Албанцы, наконец, ушли. Настоятель открыл ворота монастыря и с благословениями отправил нас в обратный путь. Здесь, под высотами Дурмитора, мы уже близко подошли к границе Черногории.
3. Петербургское интермеццо
Я уже упоминал, что первой моей остановкой при возвращении в Россию был Киев с собравшимся там археологическим съездом. Расположение города над Днепром и его уцелевшая старина произвели на меня глубокое впечатление. Я познакомился с вождями украинства. Мое радостное настроение отразилось и на съезде, где я ввязался в бой с Д. И. Иловайским по варяжскому вопросу. Е. Ф. Шмурло, присутствовавший на съезде, шутливо сравнивал меня с уткой, вольно плещущейся в воде и жадно заглатывающей червей. Я телеграфировал из Киева в Петербург просьбу о разрешении приехать туда – и получил это разрешение. Вслед за мной приехала и жена с детьми и перевезена была – уже в третий раз – моя библиотека. Радостное настроение возвращения на родину еще усилилось при встречах со старыми петербургскими друзьями, меня приветствовавшими. Изгнание укрепило мою репутацию в обществе, как политика определенного направления, и из этого вытекал ряд последующих фактов.

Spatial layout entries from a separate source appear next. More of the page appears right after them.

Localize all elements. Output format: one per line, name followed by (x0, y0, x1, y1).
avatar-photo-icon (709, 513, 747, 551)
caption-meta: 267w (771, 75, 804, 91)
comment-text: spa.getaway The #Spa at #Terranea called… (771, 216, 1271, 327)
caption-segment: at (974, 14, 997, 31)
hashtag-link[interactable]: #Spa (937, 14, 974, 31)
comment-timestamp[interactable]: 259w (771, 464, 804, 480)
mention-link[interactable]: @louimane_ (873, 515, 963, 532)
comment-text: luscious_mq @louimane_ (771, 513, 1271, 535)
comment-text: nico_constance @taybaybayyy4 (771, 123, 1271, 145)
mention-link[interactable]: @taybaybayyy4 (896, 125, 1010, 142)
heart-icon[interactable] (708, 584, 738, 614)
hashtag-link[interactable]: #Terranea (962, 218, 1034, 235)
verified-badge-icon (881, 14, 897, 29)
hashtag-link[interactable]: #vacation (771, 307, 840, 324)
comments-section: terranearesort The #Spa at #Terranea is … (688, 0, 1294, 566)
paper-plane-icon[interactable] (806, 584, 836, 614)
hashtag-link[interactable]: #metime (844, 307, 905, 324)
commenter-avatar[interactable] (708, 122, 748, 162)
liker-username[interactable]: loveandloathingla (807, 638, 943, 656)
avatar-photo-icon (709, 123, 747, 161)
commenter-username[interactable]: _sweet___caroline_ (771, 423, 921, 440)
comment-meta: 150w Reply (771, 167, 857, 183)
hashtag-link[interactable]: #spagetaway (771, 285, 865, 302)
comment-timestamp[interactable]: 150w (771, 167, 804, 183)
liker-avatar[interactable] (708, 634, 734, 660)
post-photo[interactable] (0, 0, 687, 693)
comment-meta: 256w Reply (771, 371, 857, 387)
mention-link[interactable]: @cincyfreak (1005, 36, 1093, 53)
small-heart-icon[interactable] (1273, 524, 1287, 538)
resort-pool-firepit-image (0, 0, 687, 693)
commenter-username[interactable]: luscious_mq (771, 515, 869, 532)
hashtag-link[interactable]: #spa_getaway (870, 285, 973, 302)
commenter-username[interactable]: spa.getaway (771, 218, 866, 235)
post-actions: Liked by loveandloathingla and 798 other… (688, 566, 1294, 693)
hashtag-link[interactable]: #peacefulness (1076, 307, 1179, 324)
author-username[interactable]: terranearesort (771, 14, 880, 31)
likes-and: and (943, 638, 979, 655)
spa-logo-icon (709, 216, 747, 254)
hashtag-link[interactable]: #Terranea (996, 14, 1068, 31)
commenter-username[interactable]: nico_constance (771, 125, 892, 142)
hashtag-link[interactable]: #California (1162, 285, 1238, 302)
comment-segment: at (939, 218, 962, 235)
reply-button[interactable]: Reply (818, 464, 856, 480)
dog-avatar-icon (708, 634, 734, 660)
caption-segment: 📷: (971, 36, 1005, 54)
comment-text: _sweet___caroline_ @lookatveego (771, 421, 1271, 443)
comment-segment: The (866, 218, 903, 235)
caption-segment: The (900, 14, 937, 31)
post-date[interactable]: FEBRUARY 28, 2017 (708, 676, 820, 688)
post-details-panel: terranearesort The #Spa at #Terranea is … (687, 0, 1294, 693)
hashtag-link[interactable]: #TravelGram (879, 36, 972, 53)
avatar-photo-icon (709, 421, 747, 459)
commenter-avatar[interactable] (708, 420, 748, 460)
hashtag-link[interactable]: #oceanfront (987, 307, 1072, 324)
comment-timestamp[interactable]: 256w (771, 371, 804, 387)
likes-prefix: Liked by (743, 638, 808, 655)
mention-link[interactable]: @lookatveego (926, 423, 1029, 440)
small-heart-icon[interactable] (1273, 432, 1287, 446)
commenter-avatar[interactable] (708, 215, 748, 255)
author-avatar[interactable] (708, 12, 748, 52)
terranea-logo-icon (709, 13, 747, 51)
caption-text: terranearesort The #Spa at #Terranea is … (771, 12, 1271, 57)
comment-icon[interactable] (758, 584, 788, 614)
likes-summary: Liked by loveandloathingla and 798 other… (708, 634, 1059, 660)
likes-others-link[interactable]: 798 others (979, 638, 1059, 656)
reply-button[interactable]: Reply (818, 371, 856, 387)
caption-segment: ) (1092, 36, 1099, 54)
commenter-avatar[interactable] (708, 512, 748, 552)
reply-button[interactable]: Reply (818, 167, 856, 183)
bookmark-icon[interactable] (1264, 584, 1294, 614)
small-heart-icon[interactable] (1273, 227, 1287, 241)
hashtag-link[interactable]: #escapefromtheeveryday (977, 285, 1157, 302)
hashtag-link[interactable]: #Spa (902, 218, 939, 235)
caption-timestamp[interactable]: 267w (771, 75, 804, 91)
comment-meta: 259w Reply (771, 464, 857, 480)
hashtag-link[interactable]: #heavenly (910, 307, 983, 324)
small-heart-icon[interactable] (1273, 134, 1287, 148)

Я был принят в члены Литературного Фонда, где сосредоточивались лучшие общественные силы Петербурга: К. К. Арсеньев, Н. К. Михайловский, Н. Ф. Анненский и столько других. Обратили на меня внимание и студенты, в среде которых происходили непрерывные волнения, и это, как увидим, вызвало мои дальнейшие злоключения. Политическая атмосфера Петербурга была тогда уже достаточно накаленной. За пять лет после моего изгнания из Москвы оппозиционное настроение общества, в результате правительственной реакции, стало принимать революционный оттенок.
Уже выходила «Искра» Ленина за границей и «Революционная Россия» с.-р. в России. Наукой заниматься не приходилось: мое место было указано в этой общественной среде. Среди нас уже работала и провокация. Припоминаю один эпизод, смысл которого стал мне понятен только впоследствии. Около этого времени сестра Мякотина, идеальная девушка, предупредила меня, что пошлет ко мне одного человека, который хочет иметь со мной секретный разговор и что ему можно верить. В назначенный час, рано утром, действительно явился человек довольно отвратного вида; я принял его секретно в спальной. Он с места в карьер спросил меня, нет ли у меня карточки Дурново и не могу ли я описать его внешний вид и его распределение дня.
Такой неловкий подход меня сразу заставил насторожиться. Я отвечал, что карточку Дурново можно, вероятно, найти в любом художественном магазине, а образ жизни и внешность его мне неизвестны и я вообще с ним никогда не встречался. Ответ, видимо, не удовлетворил моего посетителя, и он удалился. А потом, по памяти, я узнал в нем – Азефа!